SJP has continued to organize on campus as the siege of the Gaza Strip by the state of Israel continues. Communication and internet networks in Gaza are expected to be cut off by Nov. 16 due to infrastructural damage and fuel shortages, Ramallah-based State of Palestinian Minister of Communication & Information Technology Ishaq Sider told the Washington Post. Over 3,600 children were killed in Gaza during the first 25 days of the siege according to AP News.
The Health Ministry of Gaza reported the death toll in the Gaza Strip as over 11,000 as of Nov. 13, according to Aljazeera.
SJP members lined the stairs up to Storke Tower with flowers and candles in honor of the lives lost, with this setup leading to a square-shaped assembly of flowers. An individual saged various SJP members on top of the steps while attendees gathered on the lawn.
Participants were given candles and masks before the vigil began, and a Palestinian flag laid wrapped near the flower assembly.
The event started with poems led by representatives from organizations affiliated with SJP. Mauna Kea Protectors UCSB began with a poem on the meaning of āina, and the Afghan Student Association (ASA) followed with a poem about the ruins of war.

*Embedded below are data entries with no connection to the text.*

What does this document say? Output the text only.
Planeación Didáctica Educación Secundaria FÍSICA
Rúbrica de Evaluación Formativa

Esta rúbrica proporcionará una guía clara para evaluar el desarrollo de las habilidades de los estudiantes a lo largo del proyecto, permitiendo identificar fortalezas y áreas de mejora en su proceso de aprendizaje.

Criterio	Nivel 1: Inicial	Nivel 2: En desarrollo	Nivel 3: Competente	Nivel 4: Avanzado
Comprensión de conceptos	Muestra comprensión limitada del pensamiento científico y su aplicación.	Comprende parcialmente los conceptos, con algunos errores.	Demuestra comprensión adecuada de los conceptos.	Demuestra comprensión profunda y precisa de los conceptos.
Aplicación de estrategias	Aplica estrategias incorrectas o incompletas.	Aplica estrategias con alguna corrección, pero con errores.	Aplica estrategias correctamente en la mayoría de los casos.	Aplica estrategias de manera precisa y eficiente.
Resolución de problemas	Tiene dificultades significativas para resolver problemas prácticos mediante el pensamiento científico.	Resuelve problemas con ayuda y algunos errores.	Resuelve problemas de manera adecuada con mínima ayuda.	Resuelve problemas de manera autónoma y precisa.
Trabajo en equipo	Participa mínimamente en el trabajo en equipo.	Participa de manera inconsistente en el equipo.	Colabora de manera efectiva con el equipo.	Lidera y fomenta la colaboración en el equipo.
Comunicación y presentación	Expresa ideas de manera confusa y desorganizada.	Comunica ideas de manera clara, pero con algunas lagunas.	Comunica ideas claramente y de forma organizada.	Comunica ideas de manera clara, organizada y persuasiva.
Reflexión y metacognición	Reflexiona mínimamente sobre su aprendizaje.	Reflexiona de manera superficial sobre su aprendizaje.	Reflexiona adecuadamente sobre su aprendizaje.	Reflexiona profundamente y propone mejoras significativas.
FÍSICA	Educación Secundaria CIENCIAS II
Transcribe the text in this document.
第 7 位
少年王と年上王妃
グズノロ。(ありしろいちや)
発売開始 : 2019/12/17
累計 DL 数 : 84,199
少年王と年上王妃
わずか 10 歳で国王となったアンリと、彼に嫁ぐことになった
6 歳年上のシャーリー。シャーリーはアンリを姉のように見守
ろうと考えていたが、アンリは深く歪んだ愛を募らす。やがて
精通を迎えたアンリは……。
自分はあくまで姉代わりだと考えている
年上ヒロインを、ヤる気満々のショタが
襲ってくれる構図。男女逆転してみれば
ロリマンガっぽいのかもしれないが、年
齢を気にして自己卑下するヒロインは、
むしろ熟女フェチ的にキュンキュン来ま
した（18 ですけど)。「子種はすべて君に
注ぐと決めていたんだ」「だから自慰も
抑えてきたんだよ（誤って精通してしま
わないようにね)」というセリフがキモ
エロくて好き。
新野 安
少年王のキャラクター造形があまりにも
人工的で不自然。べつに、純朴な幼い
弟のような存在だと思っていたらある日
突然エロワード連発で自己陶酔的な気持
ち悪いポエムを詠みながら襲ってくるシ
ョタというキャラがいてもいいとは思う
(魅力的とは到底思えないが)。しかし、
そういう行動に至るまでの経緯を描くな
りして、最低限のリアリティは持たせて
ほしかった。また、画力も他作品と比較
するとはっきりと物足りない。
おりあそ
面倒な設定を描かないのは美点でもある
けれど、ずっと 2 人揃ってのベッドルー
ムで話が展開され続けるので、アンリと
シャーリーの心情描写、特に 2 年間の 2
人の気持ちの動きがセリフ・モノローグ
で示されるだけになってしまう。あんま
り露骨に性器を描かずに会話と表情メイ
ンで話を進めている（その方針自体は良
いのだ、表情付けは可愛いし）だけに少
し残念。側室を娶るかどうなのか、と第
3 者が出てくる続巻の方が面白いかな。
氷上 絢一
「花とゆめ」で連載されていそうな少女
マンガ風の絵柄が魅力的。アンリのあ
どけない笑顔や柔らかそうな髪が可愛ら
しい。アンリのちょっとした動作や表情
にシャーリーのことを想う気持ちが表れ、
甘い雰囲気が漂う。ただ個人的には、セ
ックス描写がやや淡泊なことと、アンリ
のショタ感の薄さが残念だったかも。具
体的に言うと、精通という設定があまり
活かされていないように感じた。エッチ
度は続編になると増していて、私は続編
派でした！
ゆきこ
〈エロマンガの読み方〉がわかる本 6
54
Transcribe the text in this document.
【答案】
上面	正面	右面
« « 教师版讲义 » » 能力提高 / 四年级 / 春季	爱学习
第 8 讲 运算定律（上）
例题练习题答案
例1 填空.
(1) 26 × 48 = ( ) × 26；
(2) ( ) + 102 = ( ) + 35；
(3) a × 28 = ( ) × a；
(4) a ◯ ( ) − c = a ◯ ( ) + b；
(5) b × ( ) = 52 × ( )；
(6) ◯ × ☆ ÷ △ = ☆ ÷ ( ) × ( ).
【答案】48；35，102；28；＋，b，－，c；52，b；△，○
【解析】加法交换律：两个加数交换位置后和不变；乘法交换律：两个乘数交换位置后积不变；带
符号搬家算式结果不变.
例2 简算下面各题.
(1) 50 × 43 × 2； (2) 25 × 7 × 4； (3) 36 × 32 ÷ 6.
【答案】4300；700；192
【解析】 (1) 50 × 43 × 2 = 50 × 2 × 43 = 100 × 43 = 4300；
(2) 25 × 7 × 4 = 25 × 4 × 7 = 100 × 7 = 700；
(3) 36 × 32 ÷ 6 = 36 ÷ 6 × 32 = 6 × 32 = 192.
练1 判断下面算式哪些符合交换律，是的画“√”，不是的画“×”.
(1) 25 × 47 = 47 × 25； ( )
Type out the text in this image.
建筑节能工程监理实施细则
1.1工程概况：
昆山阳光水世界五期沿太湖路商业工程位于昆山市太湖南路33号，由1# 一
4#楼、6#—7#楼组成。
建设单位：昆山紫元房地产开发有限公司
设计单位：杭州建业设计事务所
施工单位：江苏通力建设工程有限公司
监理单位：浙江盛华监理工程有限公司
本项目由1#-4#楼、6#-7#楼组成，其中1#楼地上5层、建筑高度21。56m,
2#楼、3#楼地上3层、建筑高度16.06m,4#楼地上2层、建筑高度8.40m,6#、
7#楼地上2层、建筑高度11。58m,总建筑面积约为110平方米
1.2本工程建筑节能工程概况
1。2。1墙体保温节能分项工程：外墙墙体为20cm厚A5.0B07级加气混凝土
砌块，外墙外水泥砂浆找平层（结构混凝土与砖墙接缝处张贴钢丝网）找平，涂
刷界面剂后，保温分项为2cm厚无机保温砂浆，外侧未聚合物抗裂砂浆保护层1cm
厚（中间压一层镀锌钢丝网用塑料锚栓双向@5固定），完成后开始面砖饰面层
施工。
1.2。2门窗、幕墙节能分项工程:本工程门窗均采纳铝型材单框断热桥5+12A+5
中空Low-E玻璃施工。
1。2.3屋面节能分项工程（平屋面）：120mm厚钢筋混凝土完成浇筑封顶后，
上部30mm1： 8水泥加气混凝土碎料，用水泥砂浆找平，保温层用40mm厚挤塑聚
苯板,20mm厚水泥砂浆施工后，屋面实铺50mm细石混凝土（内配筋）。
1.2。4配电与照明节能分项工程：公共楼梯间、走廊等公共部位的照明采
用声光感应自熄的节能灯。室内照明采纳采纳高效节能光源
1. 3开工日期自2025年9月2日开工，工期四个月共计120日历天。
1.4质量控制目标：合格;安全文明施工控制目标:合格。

“I want to kiss the ground where homes once stood … beauty erased by the ruins of war,” the ASA representative said.
Another speaker then recited a similar poem in honor of the children of Gaza.
“Friends become statues … You learn that night is a gun, [and] it could be your turn,” the speaker said.
“The land is for all, you have the right to not be dead,” the speaker continued.
Young Democratic Socialists of America (YDSA) concluded the poems with their own recitation.
“Enemies might triumph over Gaza … but [we] will not say yes to invaders,” the YDSA representative said. “[Gaza] will continue to explode … It is Gaza’s way to declare that it deserves to live.”
Attendees were then encouraged to place a flower or candle at the assembly on top of the stairs as the names of lost lives were called.
“Put them in the center to show community and show how many names we are listing off,” an SJP speaker said.
A version of this article appeared on p. 1 of the Nov 16, 2023, print edition of the Daily Nexus.